Die Vorschläge führen zu einer Kürzung der Vergütung für Physiotherapeut:innen. Die Branche ist jedoch bereits seit Jahren unterfinanziert. Weitere finanzielle Einschränkungen können nicht mehr gestemmt werden. Immer mehr Praxen weichen bereits heute auf Zusatzversicherte, Selbstzahler und in den Fitnessbereich aus anstatt Patient:innen zu behandeln.
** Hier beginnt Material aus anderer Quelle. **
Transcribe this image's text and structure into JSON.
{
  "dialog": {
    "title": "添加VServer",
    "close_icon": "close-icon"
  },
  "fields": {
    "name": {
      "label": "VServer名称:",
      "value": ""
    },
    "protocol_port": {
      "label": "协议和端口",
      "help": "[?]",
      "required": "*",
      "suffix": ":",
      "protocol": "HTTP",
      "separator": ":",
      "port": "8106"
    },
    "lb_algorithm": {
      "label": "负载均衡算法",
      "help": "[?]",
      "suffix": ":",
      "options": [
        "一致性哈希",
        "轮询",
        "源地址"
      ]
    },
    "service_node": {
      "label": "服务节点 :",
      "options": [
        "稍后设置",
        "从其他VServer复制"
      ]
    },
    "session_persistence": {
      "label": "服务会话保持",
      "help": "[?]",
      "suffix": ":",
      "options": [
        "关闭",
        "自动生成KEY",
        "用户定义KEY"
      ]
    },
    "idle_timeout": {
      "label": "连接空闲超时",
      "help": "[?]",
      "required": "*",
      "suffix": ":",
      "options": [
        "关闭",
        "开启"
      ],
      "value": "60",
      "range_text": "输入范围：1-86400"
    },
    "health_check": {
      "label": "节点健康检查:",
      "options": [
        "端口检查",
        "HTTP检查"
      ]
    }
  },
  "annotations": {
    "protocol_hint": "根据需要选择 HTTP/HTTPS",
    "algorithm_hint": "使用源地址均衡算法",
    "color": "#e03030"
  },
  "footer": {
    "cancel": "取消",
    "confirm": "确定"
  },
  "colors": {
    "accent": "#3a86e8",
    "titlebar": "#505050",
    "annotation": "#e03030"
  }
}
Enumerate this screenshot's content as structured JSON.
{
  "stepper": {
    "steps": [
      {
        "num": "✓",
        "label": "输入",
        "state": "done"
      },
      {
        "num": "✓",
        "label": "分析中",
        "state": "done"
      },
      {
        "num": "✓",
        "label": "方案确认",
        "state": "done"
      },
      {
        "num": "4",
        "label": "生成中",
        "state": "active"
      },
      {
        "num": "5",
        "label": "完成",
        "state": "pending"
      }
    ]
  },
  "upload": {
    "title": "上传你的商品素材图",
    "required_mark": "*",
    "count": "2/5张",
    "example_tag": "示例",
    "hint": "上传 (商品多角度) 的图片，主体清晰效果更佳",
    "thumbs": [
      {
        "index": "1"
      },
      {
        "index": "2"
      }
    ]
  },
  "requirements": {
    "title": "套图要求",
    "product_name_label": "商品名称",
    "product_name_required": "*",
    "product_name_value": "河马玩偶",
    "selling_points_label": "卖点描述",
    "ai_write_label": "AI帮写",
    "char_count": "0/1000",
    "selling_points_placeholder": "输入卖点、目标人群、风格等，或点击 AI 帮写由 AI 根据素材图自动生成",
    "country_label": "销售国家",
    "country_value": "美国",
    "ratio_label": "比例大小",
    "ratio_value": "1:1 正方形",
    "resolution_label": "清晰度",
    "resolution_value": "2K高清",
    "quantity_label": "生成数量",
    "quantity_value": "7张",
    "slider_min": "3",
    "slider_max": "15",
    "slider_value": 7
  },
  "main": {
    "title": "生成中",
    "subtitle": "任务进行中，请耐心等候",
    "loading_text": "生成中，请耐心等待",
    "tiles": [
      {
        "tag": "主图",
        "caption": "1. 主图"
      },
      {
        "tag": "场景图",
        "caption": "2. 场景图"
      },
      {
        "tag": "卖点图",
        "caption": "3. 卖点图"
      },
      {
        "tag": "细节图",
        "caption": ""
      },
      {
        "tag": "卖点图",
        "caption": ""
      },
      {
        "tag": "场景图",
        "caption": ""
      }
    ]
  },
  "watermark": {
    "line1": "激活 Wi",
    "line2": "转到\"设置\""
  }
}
Viele schliessen ihre Praxis gleich ganz, weil sie die Unterfinanzierung betriebswirtschaftlich definitiv nicht mehr tragen können und nicht mehr länger mit den soeben erwähnten Angeboten quersubventionieren wollen. Viele Physiotherapeut:innen werden aus dem Beruf aussteigen, wodurch sich der Fachkräftemangel weiter zuspitzt. Die Auswirkungen auf die Patient:innen sind verheerend: Die Versorgungsqualität wird schlechter, lange Wartezeiten sind vorprogrammiert und schwer kranke Patient:innen können nicht mehr adäquat behandelt werden. Wir bitten den Bundesrat deshalb eindringlich, die fatalen Konsequenzen für die Physiotherapeut:innen und die Patient:innen zu erkennen und den geplanten Tarifeingriff zu stoppen.

 

Die Tarifpartner:innen müssen eine Revision der Tarifstruktur verhandeln. Unsere Lösung ist, dass der Bundesrat und das BAG dafür sorgen, dass die Krankenversichererverbände ihre obstruktive Haltung überwinden und mit dem gebotenen Zeitdruck am Verhandlungstisch dafür sorgen, dass bereits 2026 eine neue Tarifstruktur für physiotherapeutische Leistungen eingeführt werden kann.

 

Der Schweizerische Seniorenverband findet es sehr wichtig, dass auch in der Zukunft genügend Physiothrapiepraxen vorhanden sind für die Behandlung von vulnerablen Senioren, sodass diese möglichst lange zu Hause blieben können und nicht vorzeitig in ein Alterszentrum eintreten müssen.